The US has begun preparation for the end of the Casto regime, setting up an international fund to support a democratic transition and Cuba's economy once such a transition begins. The US government has also prepared for a sudden influx of refugees.

In October, Bush said Castro's regime was in its "dying gasps" and announced new initiatives aimed at easing a democratic transition and vowed to not ease the comprehensive economic embargo on the island that has been in place since the 1960s.

"America will have no part in giving oxygen to a criminal regime victimising its own people," Bush said at the time. "We will not support the old way with new faces, the old system held together by new chains."
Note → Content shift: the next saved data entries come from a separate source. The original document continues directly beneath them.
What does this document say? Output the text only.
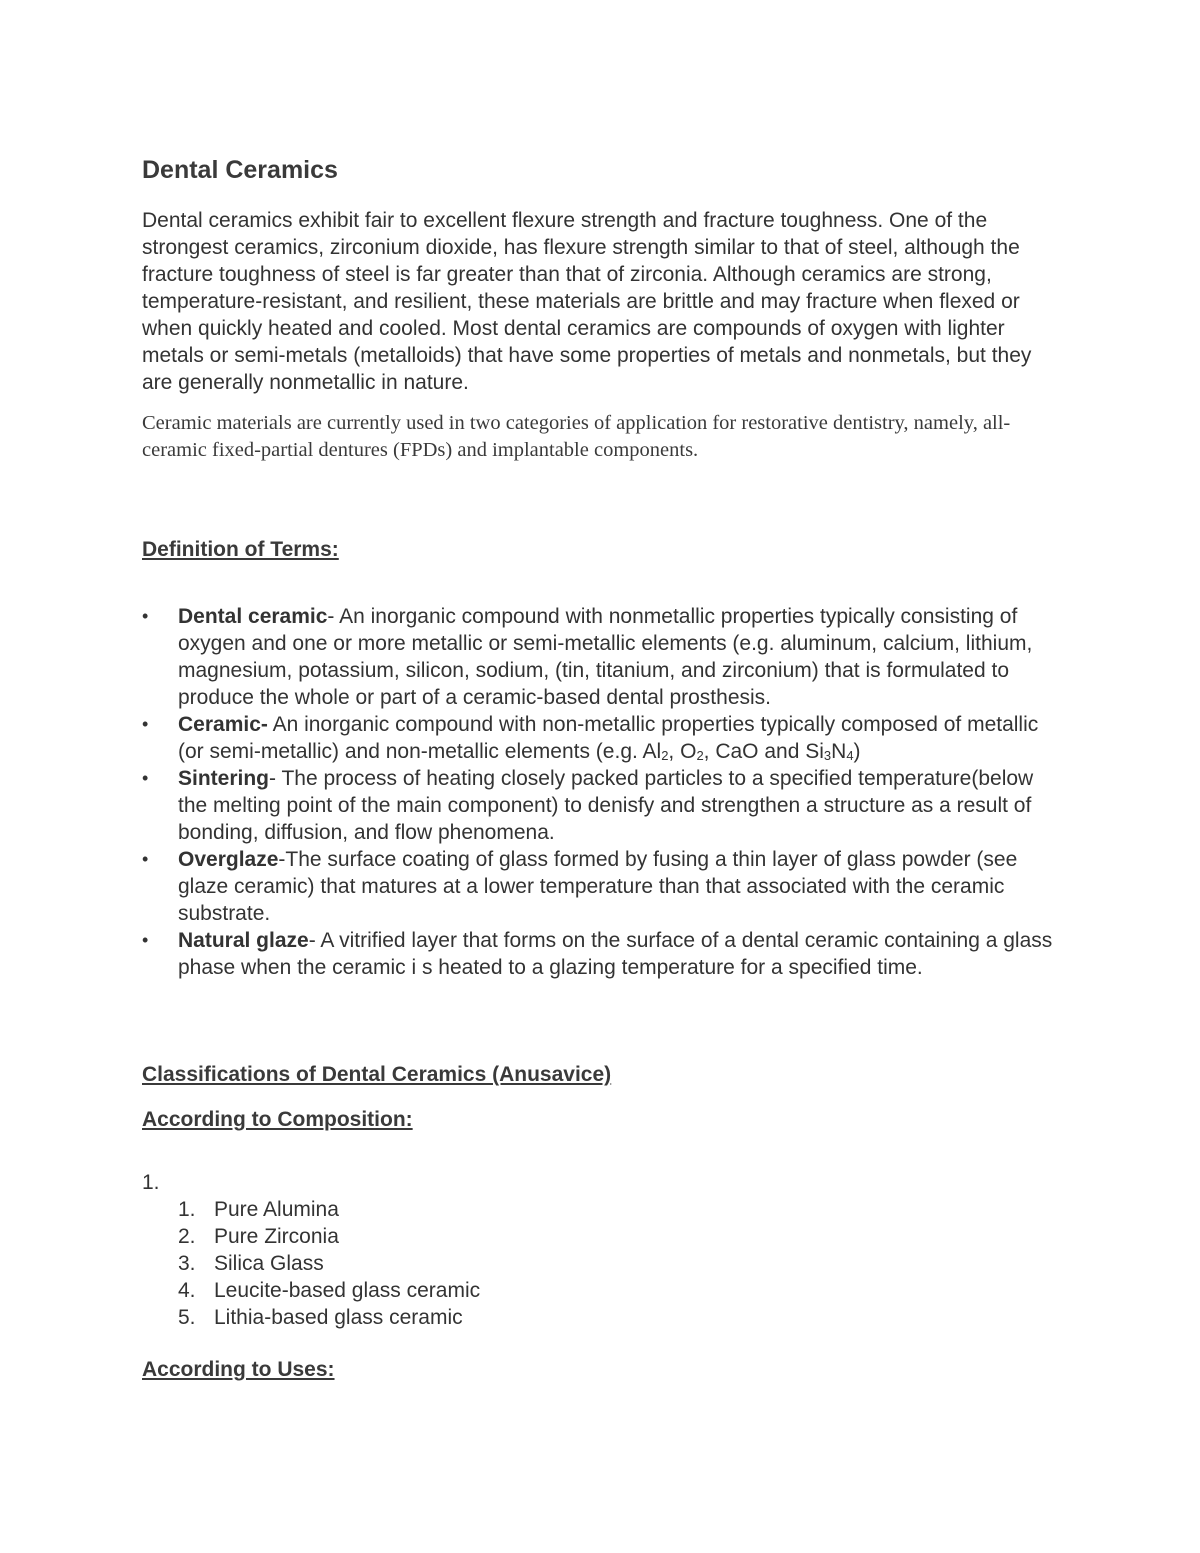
Dental Ceramics

Dental ceramics exhibit fair to excellent flexure strength and fracture toughness. One of the strongest ceramics, zirconium dioxide, has flexure strength similar to that of steel, although the fracture toughness of steel is far greater than that of zirconia. Although ceramics are strong, temperature-resistant, and resilient, these materials are brittle and may fracture when flexed or when quickly heated and cooled. Most dental ceramics are compounds of oxygen with lighter metals or semi-metals (metalloids) that have some properties of metals and nonmetals, but they are generally nonmetallic in nature.

Ceramic materials are currently used in two categories of application for restorative dentistry, namely, all-ceramic fixed-partial dentures (FPDs) and implantable components.

Definition of Terms:
•	Dental ceramic- An inorganic compound with nonmetallic properties typically consisting of oxygen and one or more metallic or semi-metallic elements (e.g. aluminum, calcium, lithium, magnesium, potassium, silicon, sodium, (tin, titanium, and zirconium) that is formulated to produce the whole or part of a ceramic-based dental prosthesis.
•	Ceramic- An inorganic compound with non-metallic properties typically composed of metallic (or semi-metallic) and non-metallic elements (e.g. $Al_2$, $O_2$, CaO and $Si_3N_4$)
•	Sintering- The process of heating closely packed particles to a specified temperature(below the melting point of the main component) to denisfy and strengthen a structure as a result of bonding, diffusion, and flow phenomena.
•	Overglaze-The surface coating of glass formed by fusing a thin layer of glass powder (see glaze ceramic) that matures at a lower temperature than that associated with the ceramic substrate.
•	Natural glaze- A vitrified layer that forms on the surface of a dental ceramic containing a glass phase when the ceramic i s heated to a glazing temperature for a specified time.
Classifications of Dental Ceramics (Anusavice)
According to Composition:
1.
1. Pure Alumina
2. Pure Zirconia
3. Silica Glass
4. Leucite-based glass ceramic
5. Lithia-based glass ceramic
According to Uses:
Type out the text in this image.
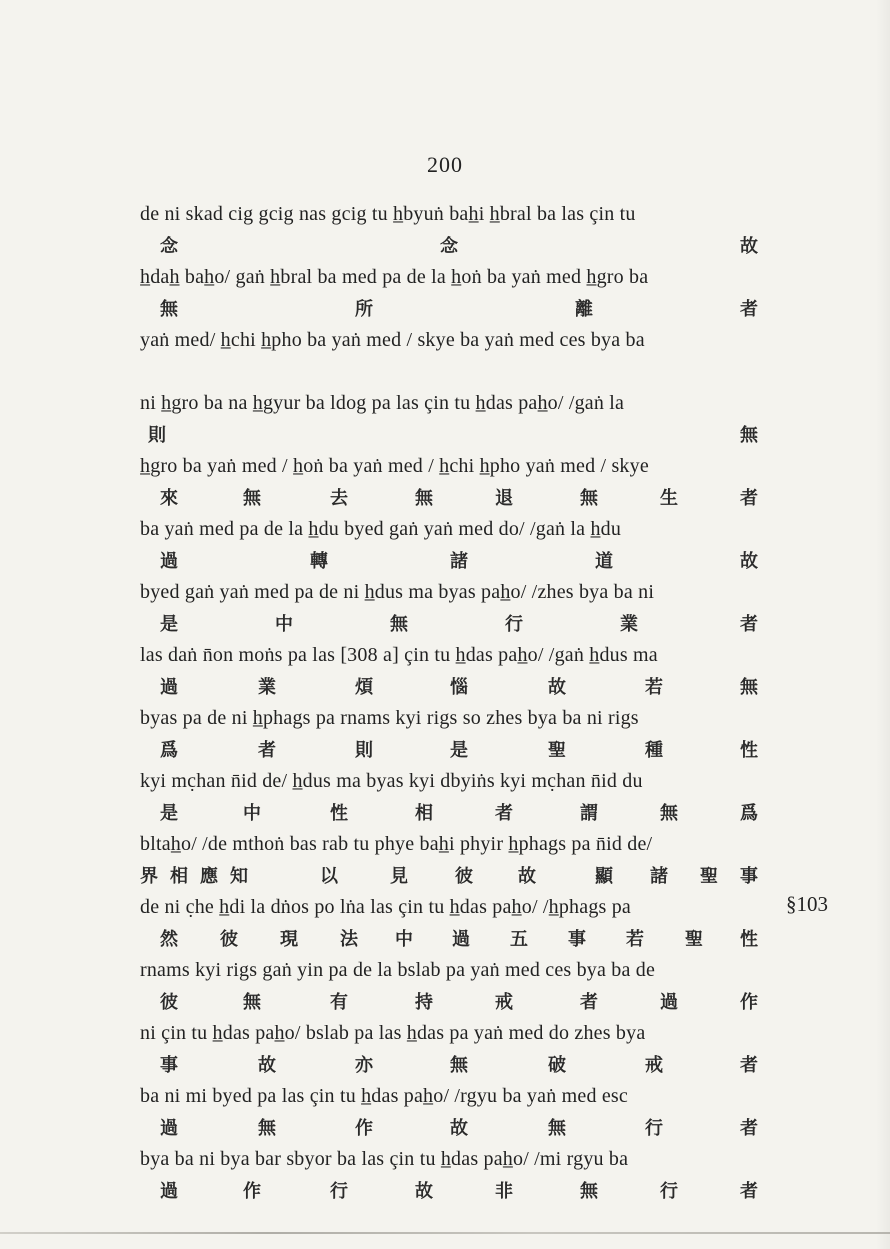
200
de ni skad cig gcig nas gcig tu h̲byuṅ bah̲i h̲bral ba las çin tu
念	念	故
h̲dah̲ bah̲o/ gaṅ h̲bral ba med pa de la h̲oṅ ba yaṅ med h̲gro ba
無	所	離	者
yaṅ med/ h̲chi h̲pho ba yaṅ med / skye ba yaṅ med ces bya ba
ni h̲gro ba na h̲gyur ba ldog pa las çin tu h̲das pah̲o/ /gaṅ la
則	無
h̲gro ba yaṅ med / h̲oṅ ba yaṅ med / h̲chi h̲pho yaṅ med / skye
來	無	去	無	退	無	生	者
ba yaṅ med pa de la h̲du byed gaṅ yaṅ med do/ /gaṅ la h̲du
過	轉	諸	道	故
byed gaṅ yaṅ med pa de ni h̲dus ma byas pah̲o/ /zhes bya ba ni
是	中	無	行	業	者
las daṅ n̄on moṅs pa las [308 a] çin tu h̲das pah̲o/ /gaṅ h̲dus ma
過	業	煩	惱	故	若	無
byas pa de ni h̲phags pa rnams kyi rigs so zhes bya ba ni rigs
爲	者	則	是	聖	種	性
kyi mc̣han n̄id de/ h̲dus ma byas kyi dbyiṅs kyi mc̣han n̄id du
是	中	性	相	者	謂	無	爲
bltah̲o/ /de mthoṅ bas rab tu phye bah̲i phyir h̲phags pa n̄id de/
界 相 應 知	以	見	彼	故	顯 諸 聖 事
de ni c̣he h̲di la dṅos po lṅa las çin tu h̲das pah̲o/ /h̲phags pa
然 彼 現 法 中 過 五 事 若 聖 性
rnams kyi rigs gaṅ yin pa de la bslab pa yaṅ med ces bya ba de
彼	無	有	持	戒	者	過	作
ni çin tu h̲das pah̲o/ bslab pa las h̲das pa yaṅ med do zhes bya
事	故	亦	無	破	戒	者
ba ni mi byed pa las çin tu h̲das pah̲o/ /rgyu ba yaṅ med esc
過	無	作	故	無	行	者
bya ba ni bya bar sbyor ba las çin tu h̲das pah̲o/ /mi rgyu ba
過	作	行	故	非	無	行	者
§103
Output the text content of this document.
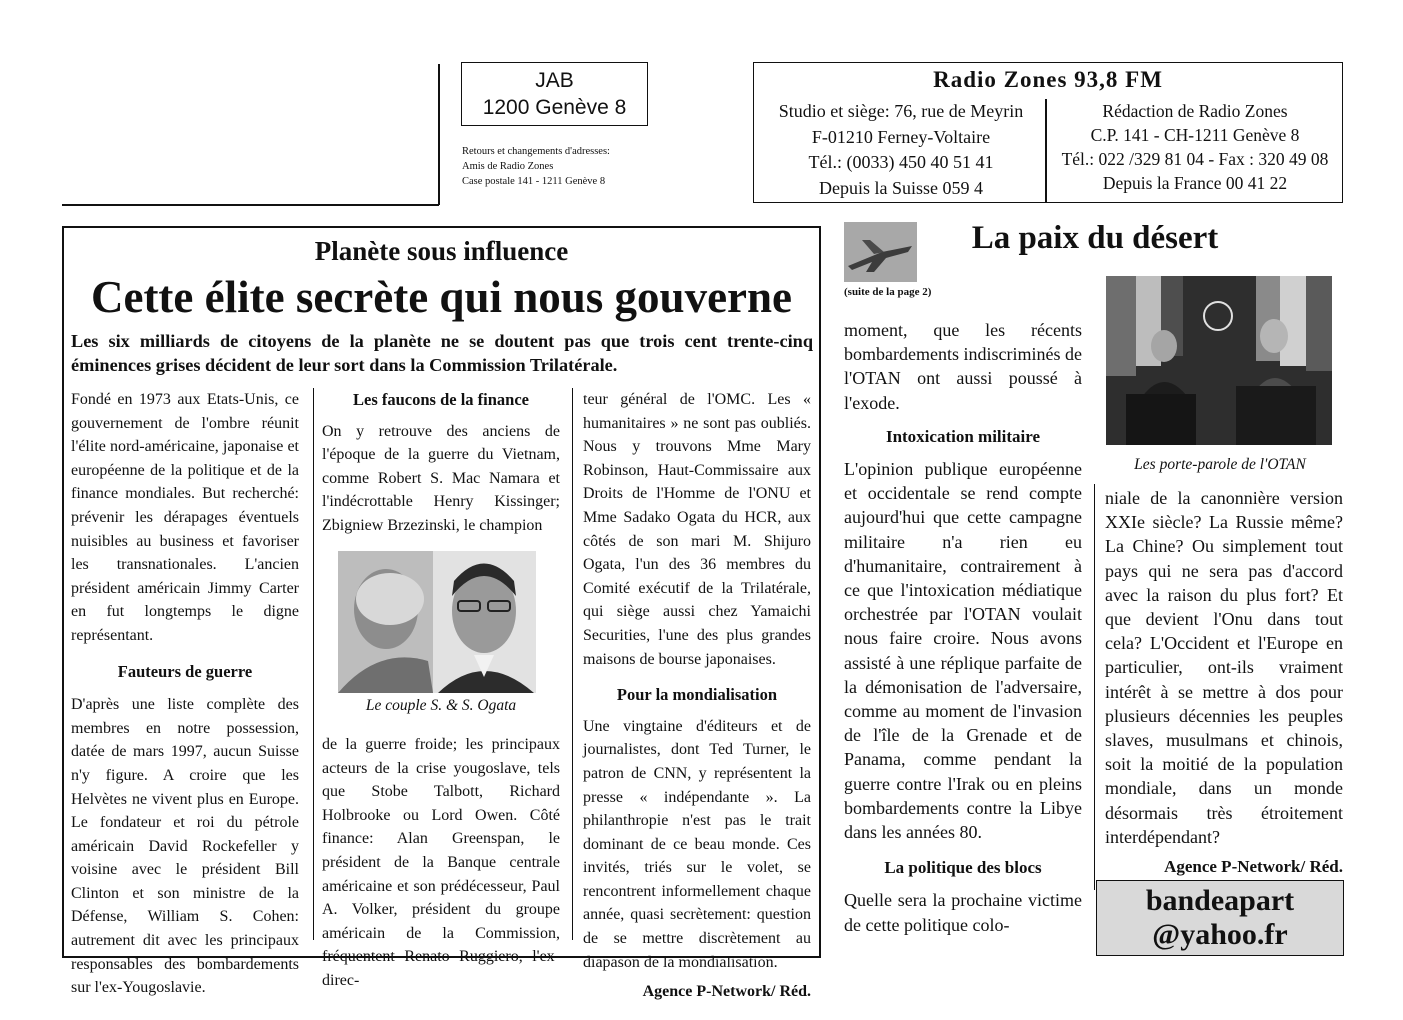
JAB
1200 Genève 8
Retours et changements d'adresses:
Amis de Radio Zones
Case postale 141 - 1211 Genève 8
Radio Zones 93,8 FM
Studio et siège: 76, rue de Meyrin
F-01210 Ferney-Voltaire
Tél.: (0033) 450 40 51 41
Depuis la Suisse 059 4
Rédaction de Radio Zones
C.P. 141 - CH-1211 Genève 8
Tél.: 022 /329 81 04 - Fax : 320 49 08
Depuis la France 00 41 22
Planète sous influence
Cette élite secrète qui nous gouverne
Les six milliards de citoyens de la planète ne se doutent pas que trois cent trente-cinq éminences grises décident de leur sort dans la Commission Trilatérale.

Fondé en 1973 aux Etats-Unis, ce gouvernement de l'ombre réunit l'élite nord-américaine, japonaise et européenne de la politique et de la finance mondiales. But recherché: prévenir les dérapages éventuels nuisibles au business et favoriser les transnationales. L'ancien président américain Jimmy Carter en fut longtemps le digne représentant.

Fauteurs de guerre

D'après une liste complète des membres en notre possession, datée de mars 1997, aucun Suisse n'y figure. A croire que les Helvètes ne vivent plus en Europe. Le fondateur et roi du pétrole américain David Rockefeller y voisine avec le président Bill Clinton et son ministre de la Défense, William S. Cohen: autrement dit avec les principaux responsables des bombardements sur l'ex-Yougoslavie.

Les faucons de la finance

On y retrouve des anciens de l'époque de la guerre du Vietnam, comme Robert S. Mac Namara et l'indécrottable Henry Kissinger; Zbigniew Brzezinski, le champion

Le couple S. & S. Ogata

de la guerre froide; les principaux acteurs de la crise yougoslave, tels que Stobe Talbott, Richard Holbrooke ou Lord Owen. Côté finance: Alan Greenspan, le président de la Banque centrale américaine et son prédécesseur, Paul A. Volker, président du groupe américain de la Commission, fréquentent Renato Ruggiero, l'ex-direc-

teur général de l'OMC. Les « humanitaires » ne sont pas oubliés. Nous y trouvons Mme Mary Robinson, Haut-Commissaire aux Droits de l'Homme de l'ONU et Mme Sadako Ogata du HCR, aux côtés de son mari M. Shijuro Ogata, l'un des 36 membres du Comité exécutif de la Trilatérale, qui siège aussi chez Yamaichi Securities, l'une des plus grandes maisons de bourse japonaises.

Pour la mondialisation

Une vingtaine d'éditeurs et de journalistes, dont Ted Turner, le patron de CNN, y représentent la presse « indépendante ». La philanthropie n'est pas le trait dominant de ce beau monde. Ces invités, triés sur le volet, se rencontrent informellement chaque année, quasi secrètement: question de se mettre discrètement au diapason de la mondialisation.

Agence P-Network/ Réd.
(suite de la page 2)
La paix du désert

moment, que les récents bombardements indiscriminés de l'OTAN ont aussi poussé à l'exode.

Intoxication militaire

L'opinion publique européenne et occidentale se rend compte aujourd'hui que cette campagne militaire n'a rien eu d'humanitaire, contrairement à ce que l'intoxication médiatique orchestrée par l'OTAN voulait nous faire croire. Nous avons assisté à une réplique parfaite de la démonisation de l'adversaire, comme au moment de l'invasion de l'île de la Grenade et de Panama, comme pendant la guerre contre l'Irak ou en pleins bombardements contre la Libye dans les années 80.

La politique des blocs

Quelle sera la prochaine victime de cette politique colo-

Les porte-parole de l'OTAN

niale de la canonnière version XXIe siècle? La Russie même? La Chine? Ou simplement tout pays qui ne sera pas d'accord avec la raison du plus fort? Et que devient l'Onu dans tout cela? L'Occident et l'Europe en particulier, ont-ils vraiment intérêt à se mettre à dos pour plusieurs décennies les peuples slaves, musulmans et chinois, soit la moitié de la population mondiale, dans un monde désormais très étroitement interdépendant?

Agence P-Network/ Réd.
bandeapart
@yahoo.fr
Bush announced his initiative to set up an international, multi-billion dollar "freedom fund" that would provide loans and grants to Cubans to help the transition, but only after the government allows real elections and basic freedoms.

He attached similar strings to allowing non-governmental organisations to provide computers and the Internet to Cubans - if the regime lifted its restrictions on the media.

The Bush administration has also sought to further isolate the regime with more travel restrictions and clamped down on the amount of money Cuban Americans can send back.